Unlike [Mike] Gravel, however, Keyes hasn’t thrown in the towel. He has started America’s Independent Party — a variation of a familiar name for minor parties — and still considers himself in the running. So in a few states, voters may have the option of Keyes, as well.
And of right-wing minor parties in general:
The recent history for minor parties of the right isn’t encouraging. Pat Buchanan, who started out with similarly encouraging poll numbers and who is much more famous than Barr, won just 0.42 percent of the vote as the Reform Party nominee in 2000. Paul won about 0.5 percent as a Libertarian in 1988. John J. Schmitz took 1.4 percent as a sitting congressman in 1972. The Constitution Party has yet to break 200,000 votes nationally, despite having fielded presidential candidates since 1992.
In the past 40 years, the candidates who have done best were the most difficult to classify ideologically. George Wallace took 13.5 percent and five states running on a populist, segregationist platform in 1968. John Anderson won 6.6 percent as a centrist in 1980. Ross Perot, who mixed populism and centrism, polled at 19 percent in 1992 and at 8 percent four years later.
Based on Perot’s success, Antle says a party that’s neither liberal nor conservative would have the most potential for success. “Liberals and conservatives mostly feel as though they have a major-party home, while many moderates don’t.”

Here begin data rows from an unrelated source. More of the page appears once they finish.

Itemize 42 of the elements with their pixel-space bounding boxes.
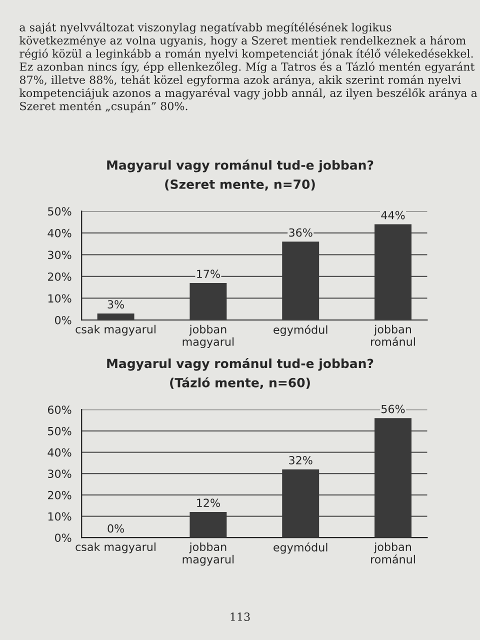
- bar: [97, 313, 134, 320]
- x-tick-label: egymódul: [274, 542, 328, 554]
- chart-subtitle: (Szeret mente, n=70): [165, 179, 315, 191]
- x-tick-label: jobban magyarul: [182, 324, 234, 348]
- bar: [282, 242, 320, 320]
- data-label: 32%: [289, 456, 312, 464]
- y-tick-label: 20%: [48, 272, 72, 281]
- data-label: 36%: [289, 228, 312, 237]
- y-tick-label: 40%: [48, 228, 72, 238]
- data-label: 17%: [197, 270, 220, 278]
- y-tick-label: 10%: [48, 512, 72, 521]
- chart-title: Magyarul vagy románul tud-e jobban?: [107, 358, 374, 371]
- x-tick-label: jobban románul: [371, 542, 415, 564]
- data-label: 56%: [382, 404, 405, 414]
- data-label: 3%: [108, 300, 124, 309]
- x-tick-label: jobban románul: [371, 324, 415, 346]
- y-tick-label: 40%: [48, 448, 72, 457]
- y-tick-label: 50%: [48, 207, 72, 216]
- y-tick-label: 30%: [48, 250, 72, 260]
- y-tick-label: 0%: [54, 534, 72, 542]
- chart-subtitle: (Tázló mente, n=60): [170, 377, 310, 389]
- data-label: 12%: [197, 498, 220, 508]
- bar: [374, 418, 412, 538]
- bar: [190, 283, 227, 320]
- y-tick-label: 10%: [48, 294, 72, 303]
- x-tick-label: jobban magyarul: [182, 542, 234, 566]
- bar: [374, 224, 412, 320]
- data-label: 0%: [108, 524, 124, 533]
- bar: [282, 469, 320, 538]
- x-tick-label: csak magyarul: [76, 542, 156, 554]
- y-tick-label: 30%: [48, 470, 72, 478]
- y-tick-label: 0%: [54, 316, 72, 324]
- x-tick-label: egymódul: [274, 324, 328, 336]
- chart-title: Magyarul vagy románul tud-e jobban?: [107, 160, 374, 172]
- y-tick-label: 60%: [48, 406, 72, 414]
- bar: [190, 512, 227, 538]
- x-tick-label: csak magyarul: [76, 324, 156, 336]
- data-label: 44%: [381, 210, 405, 220]
- text: a saját nyelvváltozat viszonylag negatívabb megítélésének logikus következménye az volna ugyanis, hogy a Szeret mentiek rendelkeznek a három régió közül a leginkább a román nyelvi kompetenciát jónak ítélő vélekedésekkel. Ez azonban nincs így, épp ellenkezőleg. Míg a Tatros és a Tázló mentén egyaránt 87%, illetve 88%, tehát közel egyforma azok aránya, akik szerint román nyelvi kompetenciájuk azonos a magyaréval vagy jobb annál, az ilyen beszélők aránya a Szeret mentén „csupán” 80%.: [20, 22, 478, 112]
- y-tick-label: 50%: [48, 426, 72, 436]
- y-tick-label: 20%: [48, 490, 72, 500]
- text: 113: [230, 612, 250, 621]
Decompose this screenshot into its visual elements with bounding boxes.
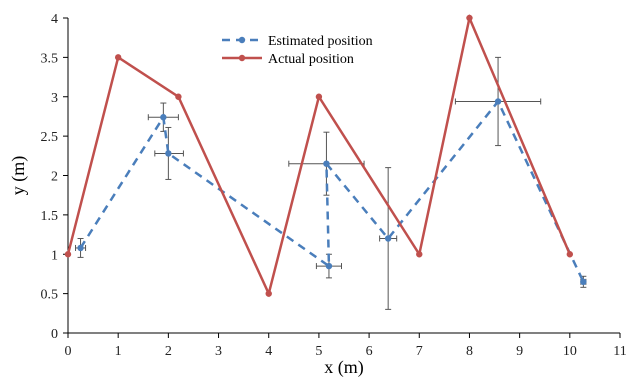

However, Antle views Bob Barr and the Libertarian Party as “conservative” — not uniquely libertarian — and advances the “spoiler” argument as a reason to doubt Barr’s prospects:
If Barr or another conservative third-party candidate does well, he might be seen as a Nader of the right. A May 16 Rasmussen poll found Barr at 6 percent and Nader at 4 percent, with Obama beating McCain 42 percent to 38 percent. While these numbers should be taken with a shaker full of salt, anti-McCain conservatives will be reluctant to supply Obama’s margin of victory.
Most third-party advocates would beg to differ with Mr. Antle’s analysis. He admits that many Americans are dissatisfied with tthe two-party system, but suggests it’s because the Republicans are seen as “too conservative” and the Democrats as “too liberal,” while the people want a “centrist” alternative. Third-party advocates — from the CP to the GP and everyone in between — are more likely to argue that Americans’ discontent stems from the issues on which the two parties are in agreement. A centrist party, which would presumably cover even more common ground, would thus be even less appealing.

Peter – I agree with you and disagree with the author of the article. I was just making his point for him!
But again, I’ll add nuance: The few things that Perot DID stand for — opposition to NAFTA, dealing with the national debt — were things that the major parties did NOT. This further weakens the author’s case that the problem is the right/left extremism of the majors. The problem is the bipartisan consensus!
Peter – The author’s point is that it DID “work well” for Perot — or at least better than it did for anyone else in recent times (19%). But it wasn’t the centrism that attracted people to Perot, it was his disagreements with BOTH parties — most notably, NAFTA and acknowledgment of the debt.
Mr. Antle seems to be some sort of conservative-political wizz-kid of writing.
He writes for AmCon, American Spectator, AND Politico?